Just had a thought. Assume you’re running a guild, and thus you control a guild bank. Whom are you going to give access to it? Obviously, people you trust. However, there is also the possibility of people you trust being hacked. Admittedly, just like Tobold, I believe that in the vast majority of cases “having been hacked” is simply a euphemism for “having done something very stupid”. But it happens. Clever people can do stupid things – when they’re half awake, when they’re distracted and not paying full attention, or whatever. Windows does its share by still using the “hide known file extensions” default, thereby opening something that cannot be legitimately called a backdoor, but rather a user trap. You see, those very intelligent people whom you really trust as much as you trust yourself may happen to just not be geeks. Those who are not geeks may be legitimately unaware of what file extensions are and how they work in Windows. Long story short, account theft happens.
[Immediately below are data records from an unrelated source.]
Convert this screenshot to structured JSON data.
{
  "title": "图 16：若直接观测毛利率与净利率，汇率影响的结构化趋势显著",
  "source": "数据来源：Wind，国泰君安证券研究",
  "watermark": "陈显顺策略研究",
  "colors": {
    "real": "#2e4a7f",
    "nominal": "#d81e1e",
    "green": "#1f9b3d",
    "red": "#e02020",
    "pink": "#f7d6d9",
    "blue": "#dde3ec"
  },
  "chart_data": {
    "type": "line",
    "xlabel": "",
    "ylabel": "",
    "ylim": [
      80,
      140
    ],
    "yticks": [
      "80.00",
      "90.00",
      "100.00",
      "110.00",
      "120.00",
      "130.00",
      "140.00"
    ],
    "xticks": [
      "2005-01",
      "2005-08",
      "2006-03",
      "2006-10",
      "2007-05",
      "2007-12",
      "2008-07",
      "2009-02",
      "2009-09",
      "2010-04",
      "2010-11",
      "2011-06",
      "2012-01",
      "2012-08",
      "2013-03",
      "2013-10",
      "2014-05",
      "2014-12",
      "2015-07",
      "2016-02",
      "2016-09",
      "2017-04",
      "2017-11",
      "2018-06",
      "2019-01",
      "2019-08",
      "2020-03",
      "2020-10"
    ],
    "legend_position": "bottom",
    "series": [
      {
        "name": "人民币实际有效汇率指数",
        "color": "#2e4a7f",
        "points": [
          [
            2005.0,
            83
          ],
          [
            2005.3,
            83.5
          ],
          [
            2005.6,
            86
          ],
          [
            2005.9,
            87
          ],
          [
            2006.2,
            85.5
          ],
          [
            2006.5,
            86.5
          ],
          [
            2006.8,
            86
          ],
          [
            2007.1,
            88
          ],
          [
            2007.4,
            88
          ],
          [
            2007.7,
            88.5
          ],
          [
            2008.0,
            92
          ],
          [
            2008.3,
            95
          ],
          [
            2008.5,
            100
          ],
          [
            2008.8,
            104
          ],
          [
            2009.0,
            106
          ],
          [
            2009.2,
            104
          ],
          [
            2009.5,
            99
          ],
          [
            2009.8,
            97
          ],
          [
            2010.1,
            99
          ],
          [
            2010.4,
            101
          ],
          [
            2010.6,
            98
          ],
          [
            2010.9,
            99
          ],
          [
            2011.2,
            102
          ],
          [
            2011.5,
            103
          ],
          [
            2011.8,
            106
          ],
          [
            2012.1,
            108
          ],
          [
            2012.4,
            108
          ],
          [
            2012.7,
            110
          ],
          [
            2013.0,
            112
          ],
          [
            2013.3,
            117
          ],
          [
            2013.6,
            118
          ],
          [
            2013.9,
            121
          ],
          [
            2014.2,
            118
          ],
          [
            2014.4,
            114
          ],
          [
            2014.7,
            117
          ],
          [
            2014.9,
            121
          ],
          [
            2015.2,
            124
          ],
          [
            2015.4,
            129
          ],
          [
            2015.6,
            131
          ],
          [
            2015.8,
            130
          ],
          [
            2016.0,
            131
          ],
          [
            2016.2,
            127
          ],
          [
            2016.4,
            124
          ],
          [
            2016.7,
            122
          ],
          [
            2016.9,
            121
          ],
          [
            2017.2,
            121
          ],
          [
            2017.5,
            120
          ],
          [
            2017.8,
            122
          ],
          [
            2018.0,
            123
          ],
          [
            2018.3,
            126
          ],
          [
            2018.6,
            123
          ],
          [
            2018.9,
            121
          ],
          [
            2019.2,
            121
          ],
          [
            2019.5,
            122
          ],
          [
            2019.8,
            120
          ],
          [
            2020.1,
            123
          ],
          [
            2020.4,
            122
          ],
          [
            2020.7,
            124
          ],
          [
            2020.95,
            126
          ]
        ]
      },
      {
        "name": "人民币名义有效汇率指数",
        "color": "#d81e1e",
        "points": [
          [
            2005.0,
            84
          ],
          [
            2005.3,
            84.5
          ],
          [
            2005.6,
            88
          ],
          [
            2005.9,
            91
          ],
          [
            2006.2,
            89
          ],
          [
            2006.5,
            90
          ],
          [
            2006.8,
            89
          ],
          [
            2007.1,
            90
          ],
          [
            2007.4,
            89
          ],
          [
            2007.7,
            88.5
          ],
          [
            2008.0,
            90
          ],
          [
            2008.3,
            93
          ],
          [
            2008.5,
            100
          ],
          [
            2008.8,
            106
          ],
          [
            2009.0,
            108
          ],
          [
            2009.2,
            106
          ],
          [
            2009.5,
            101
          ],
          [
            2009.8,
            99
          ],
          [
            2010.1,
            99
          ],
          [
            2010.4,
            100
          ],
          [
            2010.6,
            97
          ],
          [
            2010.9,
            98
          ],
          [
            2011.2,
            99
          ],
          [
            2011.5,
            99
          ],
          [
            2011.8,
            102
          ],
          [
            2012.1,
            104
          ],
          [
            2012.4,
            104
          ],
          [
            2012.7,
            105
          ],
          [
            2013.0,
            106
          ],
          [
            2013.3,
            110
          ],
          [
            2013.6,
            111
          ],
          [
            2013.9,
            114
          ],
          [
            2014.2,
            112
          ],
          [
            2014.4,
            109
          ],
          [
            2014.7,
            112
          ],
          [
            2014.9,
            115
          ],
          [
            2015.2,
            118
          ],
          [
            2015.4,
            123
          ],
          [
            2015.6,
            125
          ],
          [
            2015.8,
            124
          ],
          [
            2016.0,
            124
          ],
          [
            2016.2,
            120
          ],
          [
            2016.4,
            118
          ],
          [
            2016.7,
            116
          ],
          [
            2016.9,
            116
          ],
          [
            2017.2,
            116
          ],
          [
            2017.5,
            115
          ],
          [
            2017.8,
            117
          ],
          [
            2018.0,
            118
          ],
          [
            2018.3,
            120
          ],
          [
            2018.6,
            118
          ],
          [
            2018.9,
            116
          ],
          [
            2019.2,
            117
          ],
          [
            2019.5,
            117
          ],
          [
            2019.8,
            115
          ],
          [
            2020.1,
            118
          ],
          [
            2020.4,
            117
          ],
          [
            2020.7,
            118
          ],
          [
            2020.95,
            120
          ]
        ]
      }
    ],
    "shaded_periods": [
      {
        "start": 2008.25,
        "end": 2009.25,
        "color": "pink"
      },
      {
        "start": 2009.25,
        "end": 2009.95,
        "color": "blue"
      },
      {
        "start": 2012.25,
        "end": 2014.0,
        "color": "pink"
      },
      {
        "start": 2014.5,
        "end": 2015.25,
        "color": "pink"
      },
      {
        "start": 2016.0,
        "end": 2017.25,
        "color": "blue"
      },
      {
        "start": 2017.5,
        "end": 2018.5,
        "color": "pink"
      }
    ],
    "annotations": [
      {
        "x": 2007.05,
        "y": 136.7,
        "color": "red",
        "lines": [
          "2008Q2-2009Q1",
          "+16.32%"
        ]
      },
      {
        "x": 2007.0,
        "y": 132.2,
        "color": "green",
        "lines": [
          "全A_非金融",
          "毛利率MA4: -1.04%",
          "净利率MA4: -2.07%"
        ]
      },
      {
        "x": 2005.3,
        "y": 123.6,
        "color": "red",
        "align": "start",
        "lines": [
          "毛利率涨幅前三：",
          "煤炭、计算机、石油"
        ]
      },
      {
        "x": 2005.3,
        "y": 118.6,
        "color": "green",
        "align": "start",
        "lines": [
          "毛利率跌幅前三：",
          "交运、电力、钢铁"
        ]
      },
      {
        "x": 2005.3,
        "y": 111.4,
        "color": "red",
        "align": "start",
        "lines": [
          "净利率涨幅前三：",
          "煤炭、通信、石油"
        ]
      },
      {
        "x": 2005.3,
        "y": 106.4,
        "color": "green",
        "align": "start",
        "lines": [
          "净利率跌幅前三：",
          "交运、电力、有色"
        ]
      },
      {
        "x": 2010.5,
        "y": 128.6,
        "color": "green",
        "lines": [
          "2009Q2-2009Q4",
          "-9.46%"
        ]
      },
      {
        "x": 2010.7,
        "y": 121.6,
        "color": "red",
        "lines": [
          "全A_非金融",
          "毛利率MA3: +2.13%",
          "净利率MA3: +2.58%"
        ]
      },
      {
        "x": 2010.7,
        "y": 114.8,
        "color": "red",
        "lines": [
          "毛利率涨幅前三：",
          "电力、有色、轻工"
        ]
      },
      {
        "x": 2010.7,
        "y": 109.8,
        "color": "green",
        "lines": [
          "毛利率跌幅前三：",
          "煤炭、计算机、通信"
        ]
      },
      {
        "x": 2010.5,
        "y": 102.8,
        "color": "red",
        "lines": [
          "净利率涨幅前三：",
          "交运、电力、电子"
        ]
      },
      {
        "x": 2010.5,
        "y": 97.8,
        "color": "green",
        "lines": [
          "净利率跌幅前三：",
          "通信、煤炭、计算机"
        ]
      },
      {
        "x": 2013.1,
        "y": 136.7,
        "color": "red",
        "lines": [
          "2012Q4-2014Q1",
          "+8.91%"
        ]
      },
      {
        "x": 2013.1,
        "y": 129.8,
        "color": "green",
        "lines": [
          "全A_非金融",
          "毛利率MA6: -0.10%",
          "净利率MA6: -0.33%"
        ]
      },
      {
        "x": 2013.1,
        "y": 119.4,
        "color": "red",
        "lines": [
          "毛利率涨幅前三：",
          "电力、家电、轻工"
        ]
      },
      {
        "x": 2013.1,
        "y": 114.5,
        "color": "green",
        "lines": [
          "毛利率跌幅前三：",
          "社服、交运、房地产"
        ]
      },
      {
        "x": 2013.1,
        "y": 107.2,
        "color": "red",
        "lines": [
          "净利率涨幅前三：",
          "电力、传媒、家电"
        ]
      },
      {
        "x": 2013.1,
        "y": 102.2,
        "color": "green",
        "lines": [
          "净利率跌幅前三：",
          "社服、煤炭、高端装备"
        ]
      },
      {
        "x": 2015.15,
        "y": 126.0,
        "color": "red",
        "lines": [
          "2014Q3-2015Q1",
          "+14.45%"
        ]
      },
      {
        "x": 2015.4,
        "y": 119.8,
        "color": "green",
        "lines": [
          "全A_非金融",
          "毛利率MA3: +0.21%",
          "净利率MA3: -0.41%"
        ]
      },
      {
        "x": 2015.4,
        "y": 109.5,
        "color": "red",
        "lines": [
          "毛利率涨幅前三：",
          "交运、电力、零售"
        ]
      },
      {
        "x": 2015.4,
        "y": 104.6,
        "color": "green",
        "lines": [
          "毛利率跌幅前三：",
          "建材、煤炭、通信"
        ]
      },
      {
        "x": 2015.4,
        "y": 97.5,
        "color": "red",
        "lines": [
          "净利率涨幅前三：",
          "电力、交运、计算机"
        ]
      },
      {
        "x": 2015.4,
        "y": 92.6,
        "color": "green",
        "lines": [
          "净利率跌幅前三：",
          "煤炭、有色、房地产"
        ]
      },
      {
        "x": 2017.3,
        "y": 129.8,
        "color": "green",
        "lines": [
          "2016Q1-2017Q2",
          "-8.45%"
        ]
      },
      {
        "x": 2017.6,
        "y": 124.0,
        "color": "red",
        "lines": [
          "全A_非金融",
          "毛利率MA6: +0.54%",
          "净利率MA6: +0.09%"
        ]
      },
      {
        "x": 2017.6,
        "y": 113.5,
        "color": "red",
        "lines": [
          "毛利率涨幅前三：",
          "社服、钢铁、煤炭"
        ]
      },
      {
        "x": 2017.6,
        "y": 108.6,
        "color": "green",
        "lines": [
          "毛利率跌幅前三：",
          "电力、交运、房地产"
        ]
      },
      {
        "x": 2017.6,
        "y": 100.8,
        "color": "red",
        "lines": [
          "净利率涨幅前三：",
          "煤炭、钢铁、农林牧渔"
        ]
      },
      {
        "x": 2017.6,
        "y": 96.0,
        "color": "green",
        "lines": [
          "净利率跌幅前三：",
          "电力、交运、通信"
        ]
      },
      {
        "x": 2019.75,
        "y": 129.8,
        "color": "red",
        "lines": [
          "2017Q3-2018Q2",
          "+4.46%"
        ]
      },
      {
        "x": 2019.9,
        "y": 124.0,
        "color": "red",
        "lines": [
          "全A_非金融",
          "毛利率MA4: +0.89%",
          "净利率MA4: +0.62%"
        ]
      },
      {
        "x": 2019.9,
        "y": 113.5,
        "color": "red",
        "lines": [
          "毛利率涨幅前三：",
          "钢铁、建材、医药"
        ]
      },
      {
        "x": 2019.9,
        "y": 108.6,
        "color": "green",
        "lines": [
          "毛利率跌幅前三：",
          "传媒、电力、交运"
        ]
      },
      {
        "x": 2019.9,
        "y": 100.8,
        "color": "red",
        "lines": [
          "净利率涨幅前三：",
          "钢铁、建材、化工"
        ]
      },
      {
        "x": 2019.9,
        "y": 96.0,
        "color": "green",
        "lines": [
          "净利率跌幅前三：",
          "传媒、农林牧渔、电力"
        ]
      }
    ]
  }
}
Surely, it is again a matter of trust. In addition to asking whether you can trust a person to treat guild bank access responsibly, you may have to ask whether you can trust that person to treat their own account securely. Enter the Blizzard Authenticator. While not a “slay all” weapon for security problems, it does reduce the risk of “being hacked” significantly (see Tobold’s reasoning on how it’s a dual-improvement). So, we can simply demand people to make use of an authenticator, if they want access to the guild bank.
How can we verify if they have an authenticator? Corehound pet. I don’t know if Blizzard had this in mind when introducing the pet and the way it works, but if they had, compliments. If someone can summon a cosmetic corehound pet, it means an authenticator is linked to their account that very moment.
What if they unlink it later? We can’t make them show their corehound every day, after all. Well, at the very least, that would constitute a conscious move towards compromising their own account security. Which would be stupid. We covered clever people doing stupid things, but is unlikely to be one of those. Why a person would unlink their authenticator is beyond me. So, as long as you can verify that you’re dealing with sensible people, and maybe hold regular “Banker’s Trust” meetings where everyone shows off their corehounds, that’s one step against unexpectedly empty guild banks.
Mind you, this has just as much to do with responsibility and credibility. “Yes, the log shows I’ve emptied it, but I was hacked. Luckily, I got my account back before they sold off my gear and sent off all my gold, but the guild items are all mysteriously gone. Sowwy guys” – just doesn’t fly. Either you did it, or you compromised your account in a grossly negligent way (as opposed to the “oops” way) by putting the corehound to sleep.
Want access to the bank? Show your pet. If you can’t, you’ll have to resort to asking others to retrieve stuff for you. Until they get sick of it and tell you to GTFO and get an authenticator. See, smoking’s not the only thing peer pressure can lead to.